Evaluating the Clinical Impact of Generative Inpainting on Bone Age Estimation

Felipe Akio Matsuoka,Eduardo Moreno J. M. Farina,Augusto Sarquis Serpa,Soraya Monteiro,Rodrigo Ragazzini,Nitamar Abdala,Marcelo Straus Takahashi,Felipe Campos Kitamura

from arxiv, 8 pages, 4 figures

Generative foundation models can remove visual artifacts through realistic image inpainting, but their impact on medical AI performance remains uncertain. Pediatric hand radiographs often contain non-anatomical markers, and it is unclear whether inpainting these regions preserves features needed for bone age and gender prediction. To evaluate the clinical reliability of generative model-based inpainting for artifact removal, we used the RSNA Bone Age Challenge dataset, selecting 200 original radiographs and generating 600 inpainted versions with gpt-image-1 using natural language prompts to target non-anatomical artifacts. Downstream performance was assessed with deep learning ensembles for bone age estimation and gender classification, using mean absolute error (MAE) and area under the ROC curve (AUC) as metrics, and pixel intensity distributions to detect structural alterations.

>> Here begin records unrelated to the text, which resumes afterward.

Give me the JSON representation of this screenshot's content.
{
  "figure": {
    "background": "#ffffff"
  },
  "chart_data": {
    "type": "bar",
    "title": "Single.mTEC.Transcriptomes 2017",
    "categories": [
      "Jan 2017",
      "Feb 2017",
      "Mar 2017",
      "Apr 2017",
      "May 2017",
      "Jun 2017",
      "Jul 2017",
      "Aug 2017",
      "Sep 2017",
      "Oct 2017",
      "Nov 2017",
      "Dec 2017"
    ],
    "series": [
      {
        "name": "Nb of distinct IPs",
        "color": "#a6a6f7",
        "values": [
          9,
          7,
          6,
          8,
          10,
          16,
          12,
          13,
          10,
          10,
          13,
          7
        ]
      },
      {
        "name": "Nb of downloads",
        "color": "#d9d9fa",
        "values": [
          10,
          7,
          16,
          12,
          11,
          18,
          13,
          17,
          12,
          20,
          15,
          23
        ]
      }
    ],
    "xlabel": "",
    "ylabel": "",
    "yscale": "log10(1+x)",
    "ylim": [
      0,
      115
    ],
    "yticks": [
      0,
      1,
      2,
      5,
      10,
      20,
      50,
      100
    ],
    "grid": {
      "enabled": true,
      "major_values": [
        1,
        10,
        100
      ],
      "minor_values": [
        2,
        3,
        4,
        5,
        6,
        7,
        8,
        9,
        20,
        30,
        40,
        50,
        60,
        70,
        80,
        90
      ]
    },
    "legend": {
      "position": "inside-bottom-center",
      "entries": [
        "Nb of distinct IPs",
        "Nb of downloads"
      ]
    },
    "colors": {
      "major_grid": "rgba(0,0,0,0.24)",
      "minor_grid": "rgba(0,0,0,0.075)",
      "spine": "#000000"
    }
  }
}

Inpainting markedly degraded model performance: bone age MAE increased from 6.26 to 30.11 months, and gender classification AUC decreased from 0.955 to 0.704. Inpainted images displayed pixel-intensity shifts and inconsistencies, indicating structural modifications not corrected by simple calibration. These findings show that, although visually realistic, foundation model-based inpainting can obscure subtle but clinically relevant features and introduce latent bias even when edits are confined to non-diagnostic regions, underscoring the need for rigorous, task-specific validation before integrating such generative tools into clinical AI workflows.

翻译：生成式基础模型能够通过逼真的图像修复去除视觉伪影，但其对医学人工智能性能的影响尚不明确。儿科手部X光片常包含非解剖学标记，目前尚不清楚修复这些区域是否会保留骨龄和性别预测所需的特征。为评估基于生成式模型的伪影修复在临床上的可靠性，我们使用RSNA骨龄挑战数据集，选取200张原始X光片，并利用gpt-image-1模型通过自然语言提示生成600张修复版本，以针对非解剖学伪影进行修复。通过深度学习集成模型评估下游性能，包括骨龄估计和性别分类，采用平均绝对误差（MAE）和受试者工作特征曲线下面积（AUC）作为评估指标，并利用像素强度分布检测结构变化。修复显著降低了模型性能：骨龄MAE从6.26个月增至30.11个月，性别分类AUC从0.955降至0.704。修复后的图像显示出像素强度偏移和不一致性，表明存在未通过简单校准纠正的结构性修改。这些发现表明，尽管视觉上逼真，基于基础模型的图像修复可能掩盖细微但具有临床相关性的特征，并引入潜在偏差，即使编辑仅限于非诊断区域。这强调了在将此类生成式工具整合到临床人工智能工作流之前，需进行严格、任务特异性的验证。